Hell on wheels
First Posted: 5/26/2014
Most of us go through life having known at least one, if not more of these people. In fact, whether we want to admit it or not, we may even be one of them — those who overcompensate. Whether feeling the desire to possess the most luxurious Mercedes-Benz in order to fill a void or attempt to be perceived as genuine in lieu of abhorrent behavior, all truths eventually surface.
In Stephen King’s forthcoming novel, “Mr. Mercedes,” readers come to know what exists behind the curtain as they are shown the face of good and evil. One morning, in the midst of a busy job fair, a Mercedes plows into a crowd of optimistic job seekers. There are dead and wounded nearly everywhere in sight. Perplexed as to the motive behind the assailant — now named the Mercedes Killer — authorities are steadfast in their search, hoping to seek justice. Unfortunately, without proper identification and clues leading to the suspect, the case goes cold.
A year later, retired detective Bill Hodges receives a letter from the most unlikely of people — the Mercedes Killer. Therein, the killer details his actions and notes his plans for an encore, requesting Bill (not unlike the Joker to Batman) to find him or live with blood on his hands. From an outside perspective, readers have already been given the true identity of the Mercedes Killer, antagonist Brady Hartfield. We see Brady’s dull life come alive only through his peculiar fascination with death.
However, what seems to be a preoccupation with all things macabre quickly accelerates from obsessive to psychopathic as recognized by Brady’s blood lust: “I have to tell you how much fun it was. (I’m being honest here) When I ‘put the pedal to the metal’ and drove poor Mrs. Olivia Trelawney’s Mercedes at the crowd of people, I had the biggest ‘hard-on’ of my life! And was my heart beating 200 a minute! ‘Hope to tell ya!’”

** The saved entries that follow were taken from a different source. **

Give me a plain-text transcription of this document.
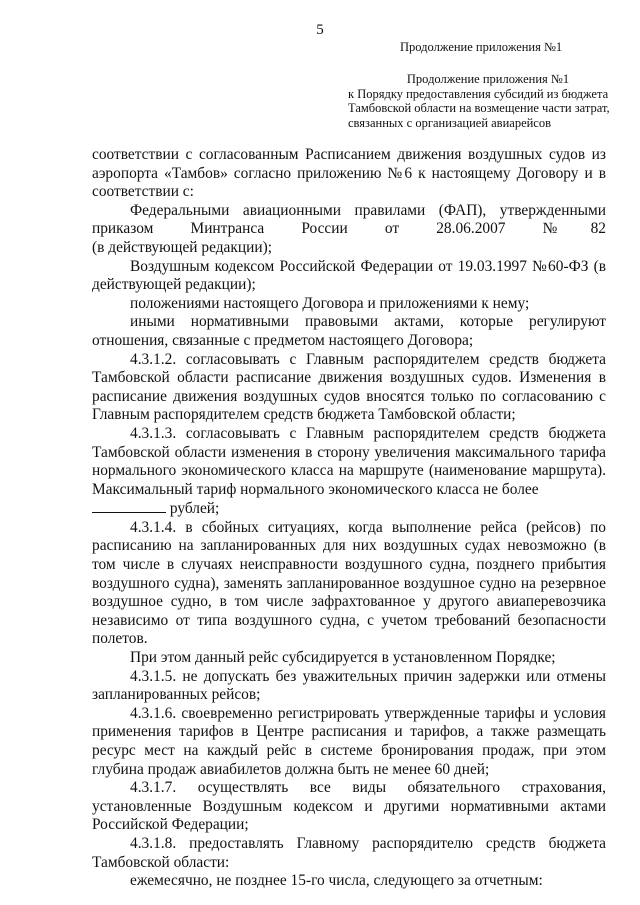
5
Продолжение приложения №1
Продолжение приложения №1
к Порядку предоставления субсидий из бюджета
Тамбовской области на возмещение части затрат,
связанных с организацией авиарейсов

соответствии с согласованным Расписанием движения воздушных судов из аэропорта «Тамбов» согласно приложению №6 к настоящему Договору и в соответствии с:

Федеральными авиационными правилами (ФАП), утвержденными приказом Минтранса России от 28.06.2007 №82

(в действующей редакции);

Воздушным кодексом Российской Федерации от 19.03.1997 №60-ФЗ (в действующей редакции);

положениями настоящего Договора и приложениями к нему;

иными нормативными правовыми актами, которые регулируют отношения, связанные с предметом настоящего Договора;

4.3.1.2. согласовывать с Главным распорядителем средств бюджета Тамбовской области расписание движения воздушных судов. Изменения в расписание движения воздушных судов вносятся только по согласованию с Главным распорядителем средств бюджета Тамбовской области;

4.3.1.3. согласовывать с Главным распорядителем средств бюджета Тамбовской области изменения в сторону увеличения максимального тарифа нормального экономического класса на маршруте (наименование маршрута). Максимальный тариф нормального экономического класса не более

рублей;

4.3.1.4. в сбойных ситуациях, когда выполнение рейса (рейсов) по расписанию на запланированных для них воздушных судах невозможно (в том числе в случаях неисправности воздушного судна, позднего прибытия воздушного судна), заменять запланированное воздушное судно на резервное воздушное судно, в том числе зафрахтованное у другого авиаперевозчика независимо от типа воздушного судна, с учетом требований безопасности полетов.

При этом данный рейс субсидируется в установленном Порядке;

4.3.1.5. не допускать без уважительных причин задержки или отмены запланированных рейсов;

4.3.1.6. своевременно регистрировать утвержденные тарифы и условия применения тарифов в Центре расписания и тарифов, а также размещать ресурс мест на каждый рейс в системе бронирования продаж, при этом глубина продаж авиабилетов должна быть не менее 60 дней;

4.3.1.7. осуществлять все виды обязательного страхования, установленные Воздушным кодексом и другими нормативными актами Российской Федерации;

4.3.1.8. предоставлять Главному распорядителю средств бюджета Тамбовской области:

ежемесячно, не позднее 15-го числа, следующего за отчетным:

Reminiscent of both Alfred Hitchcock’s “Psycho” and Quentin Tarantino’s “Death Proof,” King so, too, offers up a plot of crazed lunatics with a side of unlikely avengers. However, while the plot itself diverges from both films, it is interesting to note that Tarantino is acknowledged within the work. Brady is found “slapping yellow 50% OFF stickers on old Quentin Tarantino movies.” Whether the former was intentional or not, King also draws inspiration within the novel by showcasing his skills of recurrence from previous works.
Unlike King’s earlier novels employing psychological horror, “Mr. Mercedes” is a hard crime story led by a flawed but endearing hero, Bill, with support from his teenage neighbor, Jerome. Their staunch adversaries — Brady and his mother, Deborah — serve as the deeply disturbed, but necessary elements that balance the fight between good and evil. The novel demonstrates that the best story leaves the reader uncertain until the very end.